The outpouring of grief is an indelible image for so many, though the passage of time since the July, 2012 shooting may help James Holmes because it's given time for passions to cool.
But justice delayed can also fuel its own kind of anger in a traumatized community, said Nancy Leong, an assistant professor at the University of Denver.
"Resentment can build," she said. "The community may be resentful about the fact that they have not had the opportunity to heal, that there hasn't been any kind of closure as the result of a trial."
The key issue: Was he insane when he pulled the trigger over and over? It is a difficult defense to pull off, more so in this case.

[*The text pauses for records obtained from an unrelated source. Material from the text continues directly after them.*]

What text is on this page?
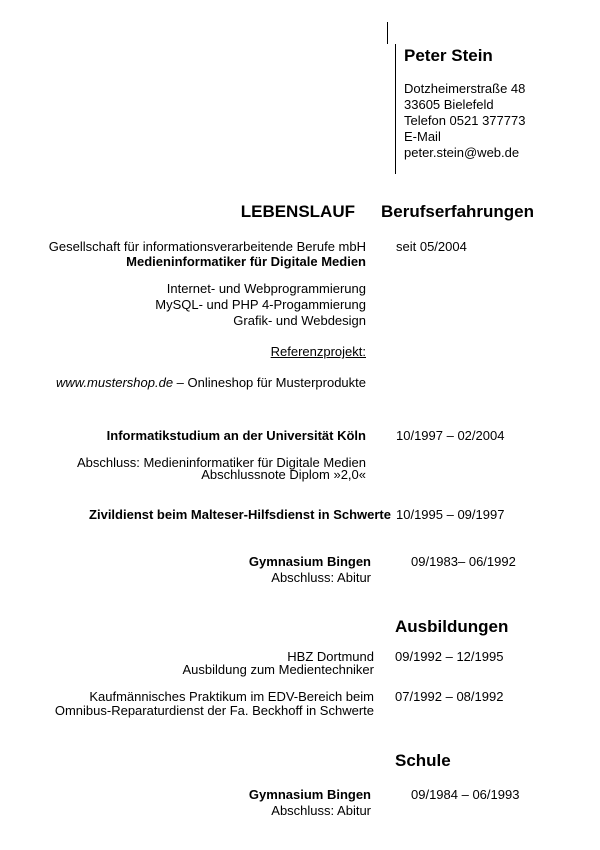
Peter Stein
Dotzheimerstraße 48
33605 Bielefeld
Telefon 0521 377773
E-Mail
peter.stein@web.de
LEBENSLAUF Berufserfahrungen
Gesellschaft für informationsverarbeitende Berufe mbH
Medieninformatiker für Digitale Medien
seit 05/2004
Internet- und Webprogrammierung
MySQL- und PHP 4-Progammierung
Grafik- und Webdesign
Referenzprojekt:
www.mustershop.de – Onlineshop für Musterprodukte
Informatikstudium an der Universität Köln 10/1997 – 02/2004
Abschluss: Medieninformatiker für Digitale Medien
Abschlussnote Diplom »2,0«
Zivildienst beim Malteser-Hilfsdienst in Schwerte 10/1995 – 09/1997
Gymnasium Bingen	09/1983– 06/1992
Abschluss: Abitur
Ausbildungen
HBZ Dortmund
Ausbildung zum Medientechniker
09/1992 – 12/1995
Kaufmännisches Praktikum im EDV-Bereich beim
Omnibus-Reparaturdienst der Fa. Beckhoff in Schwerte
07/1992 – 08/1992
Schule
Gymnasium Bingen	09/1984 – 06/1993
Abschluss: Abitur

"The jury is going to hear 911 calls, the jury is going to see horrific pictures of what he did," said Leong.
That could overwhelm their instinct to feel sympathy for mental instability, Leong said.
"We all go to theaters. Anybody could have imagined themselves in this situation," she said. "It's scary to all of us because it's a situation we can all imagine ourselves having been in that theater and imagining the gunfire starting, and I think that's a very frightening possibility for a lot of people, and surely that has to have an emotional impact on the jury."
When Holmes appears in the courtroom here at the Arapaho County Courthouse, one thing that could influence jurors quite literally: How he looks.
"He had orange hair," said Leong. "He looked like a clown, literally."
He went from that orange hair to a bearded and a far more normal look. Jury experts like Jessica Brylo say looks can matter, a lot.
"The more crazy he looks, the less he can bond with the jury, the more they'll see him as an outsider different from them." said Brylo. "That can help in the sense that people might see him as being insane. But it may not help in the sense that then they don't feel he can be rehabilitated and put back on the street."
Whether that would help the insanity defense is a gamble, Brylo said, adding: "It could go either way."
If the jury rejects insanity and convicts Holmes, it must then decide on life or death by lethal injection. And surprisingly, jurors may not see death as the ultimate punishment.
"It could be the exact opposite of what you'd think," said Brylo, regarding life imprisonment being the tougher punishment. "Some people are now thinking that way."
The one thing even the defense does not dispute is that Holmes did it. The only real question for the jury is how will he pay for it.